If you’ve ever caught yourself in a daze, unable to choose from the seemingly infinite kinds of cereal in the supermarket, or pick a fund from the 15 options provided by your employer’s 401(k) plan, chances are you’ve fallen into the choice trap.

“When you have too much choice, which is often accompanied by too much information, people suffer,” says Sheena Iyengar, a Columbia Business School professor and author of “The Art of Choosing”. “They procrastinate, so they’re less likely to make a choice. They make more errors in what they choose.”

This inability to select a choice from a wealth of options may be the reason why Americans are unlikely to save for retirement if their employer does not automatically enroll them in a plan. In a recent study by Vanguard, researchers found that employees who were auto-enrolled in a 401(k) plan by their employer and given the option to withdraw had an overall participation rate of 82%, compared with a 65% participation rate for employees who had to join voluntarily.

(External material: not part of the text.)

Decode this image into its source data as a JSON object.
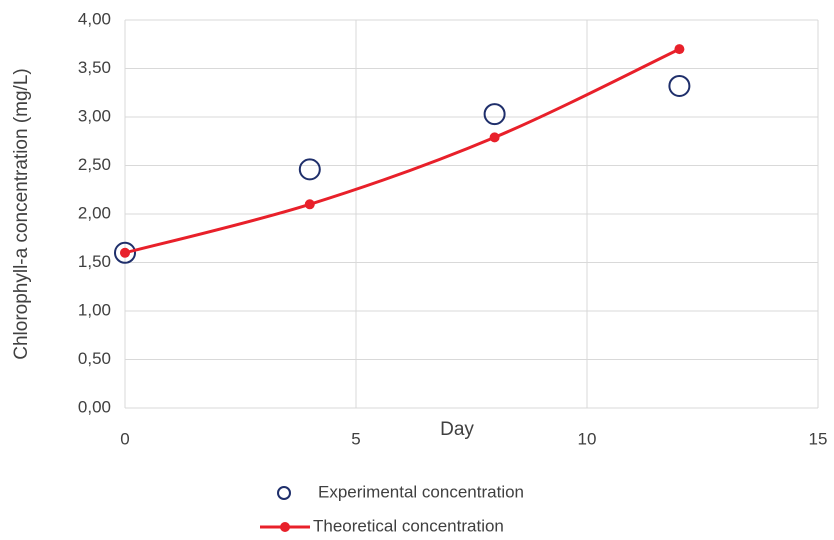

Researchers like Iyengar encourage people to find ways to simplify the decision-making process. If you’re stumped by 401(k) plan options, rather than tackling a number of choices all at once, set a goal to review your options in small chunk of three or five at a time. And if you’re wary of setting up a long-term retirement plan, asking a financial advisor for help can take a lot of the burden off your shoulders. Have an expert crunch the numbers and tell you exactly how much you need to save today in order to be able to afford “tomorrow.”

“Saving for retirement involves math, which for a lot of people is even scarier than thinking about retirement,” Walsh says. “But you can’t ever know the target you should be shooting for unless you take the time to do that analysis.”